Lewis Carroll started Alice’s journey into Wonderland by having her fall down a rabbit hole. Maybe you’ve gone down one of these yourself: found yourself in a complex and frustrating situation you hadn’t imagined when you took a simple wrong step.

For instance, have you ever worked on what you thought was a simple home remodeling project and found it to be more complex and expensive than you’d imagined? Or maybe you simply got sucked into watching a series of YouTube videos that took you barreling through multiple topics far afield of the one you started with. Politics these days offers another rabbit hole—when people follow complex theories about the validity of the presidential election, for instance, or the speed and delivery of the Covid-19 vaccine or the stimulus payments, or when they get pulled into the theories and ideas from either the so-called far left or far right.

The never-ending stream of information about these topics can amp people up with anger and resentment, cause spouses and even families to stop talking to one another, put undue stress on their health and well-being, and cause isolation. Which, in turn, creates more time and space for them to consume more information.

And finally, your clients’ retirement can also make them feel as disoriented as Alice after her fall. For instance, they might have started the process of taking a regular IRA distribution and found they’d started a chain reaction that affected their income taxes, health-care subsidies and Social Security benefits. One thing simply led to another; suddenly, they are falling, landing in a confusing place they aren’t prepared to navigate. Or maybe they’re dealing with an adult child who can’t launch or is recently divorced, and whose financial problems suddenly become their own.
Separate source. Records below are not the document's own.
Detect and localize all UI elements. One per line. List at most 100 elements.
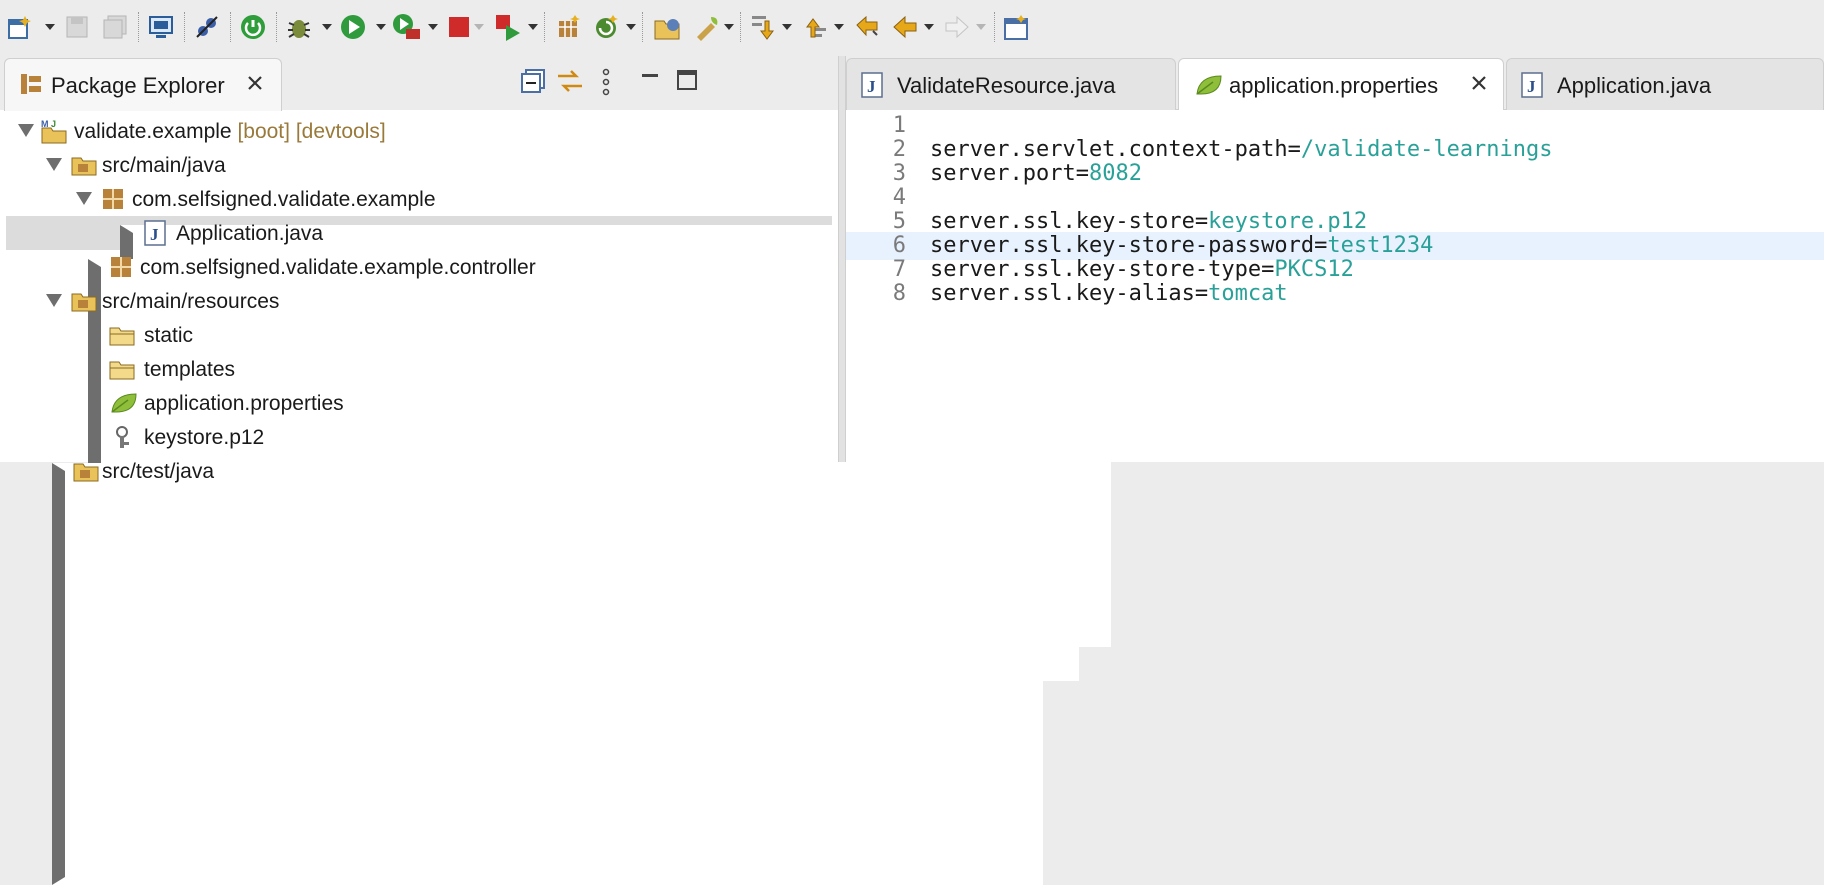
tree-label: static bbox=[144, 324, 194, 347]
spring-leaf-icon bbox=[108, 390, 138, 421]
expanded-icon[interactable] bbox=[18, 124, 34, 137]
save-all-icon[interactable] bbox=[100, 10, 130, 44]
tab-package-explorer[interactable]: Package Explorer bbox=[4, 58, 282, 111]
package-icon bbox=[108, 254, 134, 285]
tree-label: application.properties bbox=[144, 392, 344, 415]
expanded-icon[interactable] bbox=[46, 294, 62, 307]
tree-item-src-main-resources[interactable]: src/main/resources bbox=[0, 284, 838, 318]
spring-boot-dashboard-icon[interactable] bbox=[238, 10, 268, 44]
tree-label: Application.java bbox=[176, 222, 324, 245]
tree-item-keystore[interactable]: keystore.p12 bbox=[0, 420, 838, 454]
previous-annotation-icon[interactable] bbox=[800, 10, 830, 44]
maximize-icon[interactable] bbox=[676, 68, 698, 97]
source-folder-icon bbox=[70, 288, 98, 319]
minimize-icon[interactable] bbox=[640, 68, 660, 97]
java-file-icon: J bbox=[144, 220, 166, 251]
line-content: server.ssl.key-store-type=PKCS12 bbox=[930, 257, 1354, 282]
expanded-icon[interactable] bbox=[76, 192, 92, 205]
tree-label: com.selfsigned.validate.example bbox=[132, 188, 436, 211]
tree-item-src-test-java[interactable]: src/test/java bbox=[0, 454, 1043, 885]
keystore-icon bbox=[112, 424, 136, 455]
java-file-icon: J bbox=[1521, 72, 1543, 103]
package-explorer-icon bbox=[19, 72, 43, 101]
tree-item-application-properties[interactable]: application.properties bbox=[0, 386, 838, 420]
boot-project-icon: MJ bbox=[40, 118, 68, 149]
tab-application-java[interactable]: J Application.java bbox=[1506, 58, 1824, 110]
property-value: 8082 bbox=[1088, 161, 1142, 186]
forward-arrow-icon[interactable] bbox=[942, 10, 972, 44]
tree-label: keystore.p12 bbox=[144, 426, 265, 449]
tree-item-static[interactable]: static bbox=[0, 318, 838, 352]
project-tree: MJ validate.example [boot] [devtools] sr… bbox=[0, 112, 1111, 885]
property-key: server.servlet.context-path= bbox=[930, 137, 1301, 162]
view-tab-bar: Package Explorer bbox=[0, 56, 838, 111]
expanded-icon[interactable] bbox=[46, 158, 62, 171]
tree-item-controller-package[interactable]: com.selfsigned.validate.example.controll… bbox=[0, 250, 1079, 681]
close-icon[interactable] bbox=[1469, 73, 1489, 98]
run-on-server-icon[interactable] bbox=[392, 10, 422, 44]
save-icon[interactable] bbox=[62, 10, 92, 44]
tree-item-src-main-java[interactable]: src/main/java bbox=[0, 148, 838, 182]
line-number: 2 bbox=[892, 137, 906, 162]
next-annotation-icon[interactable] bbox=[748, 10, 778, 44]
spring-leaf-icon bbox=[1193, 72, 1223, 103]
line-number: 3 bbox=[892, 161, 906, 186]
property-value: PKCS12 bbox=[1274, 257, 1354, 282]
tree-item-application-java[interactable]: J Application.java bbox=[6, 216, 1111, 647]
package-explorer-view: Package Explorer MJ validate.example [bo… bbox=[0, 56, 1111, 885]
folder-icon bbox=[108, 356, 136, 387]
last-edit-location-icon[interactable] bbox=[852, 10, 882, 44]
editor-area: J ValidateResource.java application.prop… bbox=[846, 56, 1824, 462]
property-value: tomcat bbox=[1208, 281, 1288, 306]
refresh-run-icon[interactable] bbox=[592, 10, 622, 44]
tree-item-package[interactable]: com.selfsigned.validate.example bbox=[0, 182, 838, 216]
code-line[interactable]: 8 server.ssl.key-alias=tomcat bbox=[846, 280, 1824, 308]
editor-tab-bar: J ValidateResource.java application.prop… bbox=[846, 56, 1824, 110]
tree-label: templates bbox=[144, 358, 236, 381]
tree-label: src/main/java bbox=[102, 154, 226, 177]
line-content: server.port=8082 bbox=[930, 161, 1142, 186]
open-perspective-icon[interactable] bbox=[1002, 10, 1032, 44]
line-number: 6 bbox=[892, 233, 906, 258]
project-name: validate.example bbox=[74, 120, 232, 143]
view-title: Package Explorer bbox=[51, 73, 225, 98]
tree-label: src/main/resources bbox=[102, 290, 280, 313]
tree-item-templates[interactable]: templates bbox=[0, 352, 838, 386]
svg-text:J: J bbox=[1527, 77, 1536, 96]
tab-label: application.properties bbox=[1229, 73, 1439, 98]
console-icon[interactable] bbox=[146, 10, 176, 44]
terminate-icon[interactable] bbox=[444, 10, 474, 44]
line-content: server.ssl.key-store=keystore.p12 bbox=[930, 209, 1367, 234]
skip-breakpoints-icon[interactable] bbox=[192, 10, 222, 44]
properties-editor[interactable]: 1 2 server.servlet.context-path=/validat… bbox=[846, 112, 1824, 462]
back-arrow-icon[interactable] bbox=[890, 10, 920, 44]
view-menu-icon[interactable] bbox=[600, 68, 612, 101]
close-icon[interactable] bbox=[245, 73, 265, 98]
property-key: server.ssl.key-store-type= bbox=[930, 257, 1275, 282]
collapsed-icon[interactable] bbox=[52, 463, 1043, 885]
line-content: server.ssl.key-alias=tomcat bbox=[930, 281, 1288, 306]
view-splitter[interactable] bbox=[838, 56, 846, 462]
line-number: 1 bbox=[892, 113, 906, 138]
debug-icon[interactable] bbox=[284, 10, 314, 44]
tab-label: ValidateResource.java bbox=[897, 73, 1116, 98]
link-with-editor-icon[interactable] bbox=[556, 68, 584, 99]
run-last-launched-icon[interactable] bbox=[494, 10, 524, 44]
property-value: test1234 bbox=[1327, 233, 1434, 258]
new-wizard-icon[interactable] bbox=[4, 10, 34, 44]
tab-application-properties[interactable]: application.properties bbox=[1178, 58, 1504, 110]
tab-label: Application.java bbox=[1557, 73, 1712, 98]
open-project-icon[interactable] bbox=[652, 10, 682, 44]
folder-icon bbox=[108, 322, 136, 353]
run-icon[interactable] bbox=[338, 10, 368, 44]
tree-item-project[interactable]: MJ validate.example [boot] [devtools] bbox=[0, 114, 838, 148]
open-type-icon[interactable] bbox=[554, 10, 584, 44]
line-number: 5 bbox=[892, 209, 906, 234]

Clients might not anticipate or even realize they’ve fallen down a rabbit hole until it’s already happened. They aren’t necessarily going to fall as hard or fast as Alice did. Sometimes it’s a slower process.

Most financial professionals can help clients work through the dollars and cents in these situations, but advisors are often less helpful with clients’ personal issues—their routines, health, quality of life and relationships with adult children, even though these things can also quickly be thrown into disarray during somebody’s retirement.

Very few clients will foresee these pitfalls, let alone prepare for them. Most of them are preoccupied instead with their fear of exhausting their money or losing their current lifestyle, as one study by Charles Schwab shows. They haven’t really been told that there are other non-financial aspects of later life to worry about.

Over the last 10 years, I have gathered a variety of empirical data from my “Naked Retirement” workshops and classes. I found that you learn a lot about people when their financial worries are removed. Their biggest retirement fears then revolve around losing loved ones, losing their identity and staying connected. Running out of money pales in comparison to running out of family, friends, good health and time.

All of these things play a big role in how well people adapt to life after work.